Financial services company (e. 2017)

Stake (Stakeshop Pty Ltd) is an online investing platform launched in 2017 in Sydney, Australia. Stake offers Australian customers brokerage services for U.S. and ASX-listed equities, along with an income fund and SMSF administration. In New Zealand, Stake provides accounts access to Wall Street investments. As of 2022, Stake has over 54,000 accounts.

== History ==
In 2016, Stake was founded by Matt Leibowitz (ex‑Optiver) and Dan Silver in Sydney. The Stake online brokerage platform was launched in August 2017.

The company raised approximately A$3.5m in 2019, A$40m in 2021 and A$50m in early 2022 from investors including Tiger Global Management and DST Global. By then, Stake had over A$2b in assets under management.

In January 2021, during the GameStop short squeeze, Stake experienced service outages that resulted in delayed fund transfers and cancelled open market orders. Soon after this, DriveWealth, Stake’s broker-dealer for U.S. equities, significantly raised its capital requirements for buying $GME, forcing Stake to halt trading in Gamestop. This drew criticism online, in part due to DriveWealth's payment for order flow practices. Stake denied taking part in PFOF routing in a subsequently deleted blog post. Later that year, Stake introduced CHESS-sponsored ASX trading.

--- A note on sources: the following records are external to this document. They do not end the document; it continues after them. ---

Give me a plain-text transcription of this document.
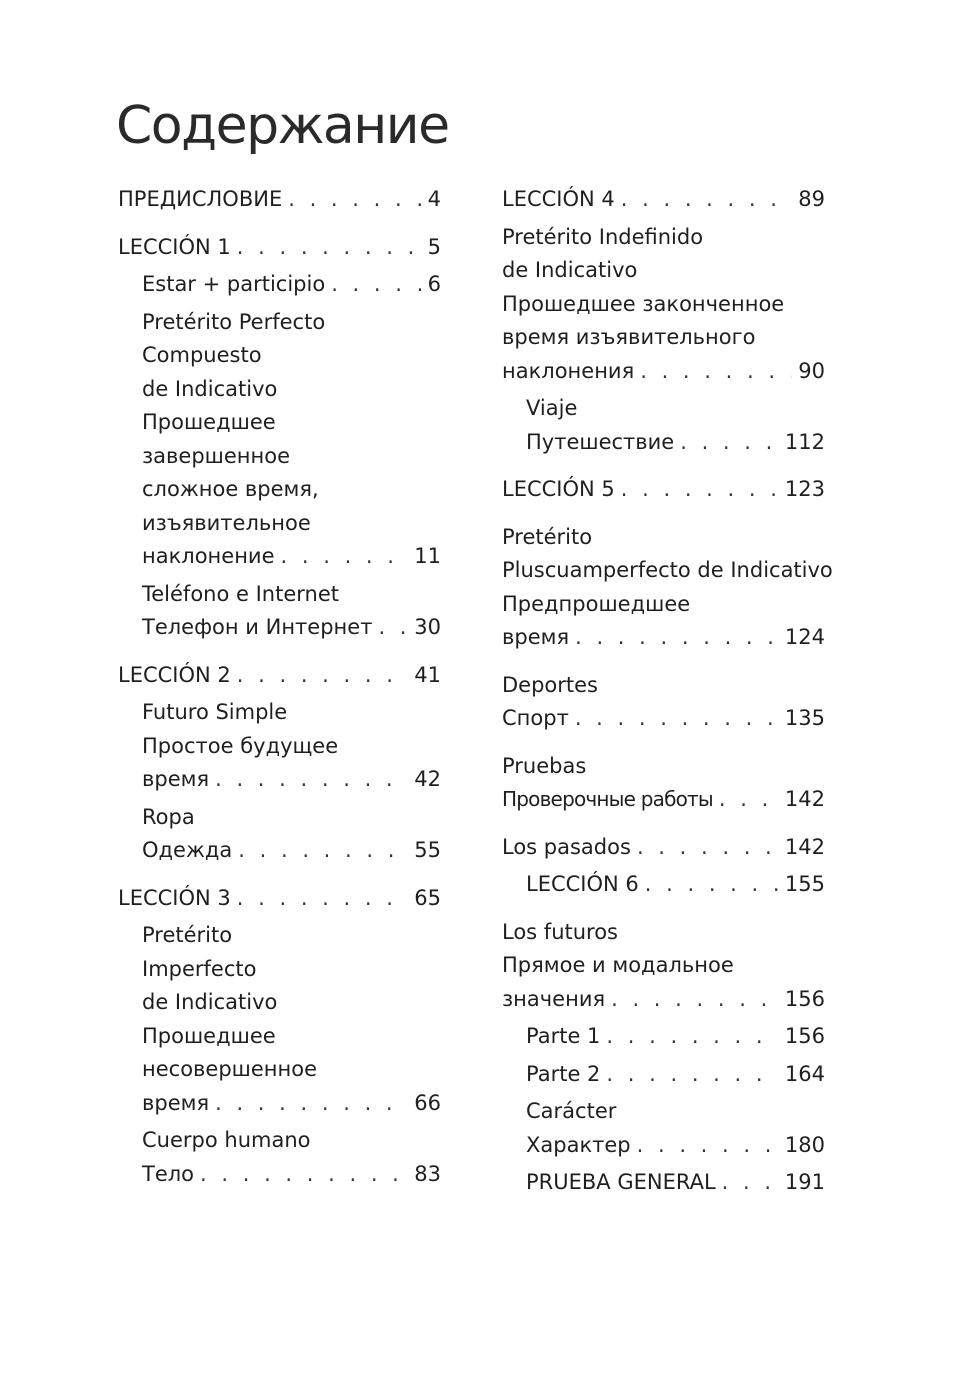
Содержание
ПРЕДИСЛОВИЕ . . .	4
LECCIÓN 1 . . .	5
Estar + participio . . .	6
Pretérito Perfecto
Compuesto
de Indicativo
Прошедшее
завершенное
сложное время,
изъявительное
наклонение . . .	11
Teléfono e Internet
Телефон и Интернет . . . 30
LECCIÓN 2 . . .	41
Futuro Simple
Простое будущее
время . . .	42
Ropa
Одежда . . .	55
LECCIÓN 3 . . .	65
Pretérito
Imperfecto
de Indicativo
Прошедшее
несовершенное
время . . .	66
Cuerpo humano
Тело . . .	83
LECCIÓN 4 . . .	89
Pretérito Indefinido
de Indicativo
Прошедшее законченное
время изъявительного
наклонения . . .	90
Viaje
Путешествие . . .	112
LECCIÓN 5 . . .	123
Pretérito
Pluscuamperfecto de Indicativo
Предпрошедшее
время . . .	124
Deportes
Спорт . . .	135
Pruebas
Проверочные работы . . .	142
Los pasados . . .	142
LECCIÓN 6 . . .	155
Los futuros
Прямое и модальное
значения . . .	156
Parte 1 . . .	156
Parte 2 . . .	164
Carácter
Характер . . .	180
PRUEBA GENERAL . . .	191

In September 2026, Stake disclosed that some of its customers’ personal information had been affected by a data security incident at DriveWealth. According to Stake, information potentially affected included customers’ names, email addresses, telephone numbers and postal addresses, tax status and country of taxation, account numbers, and snapshots of aggregate portfolio values and cash balances.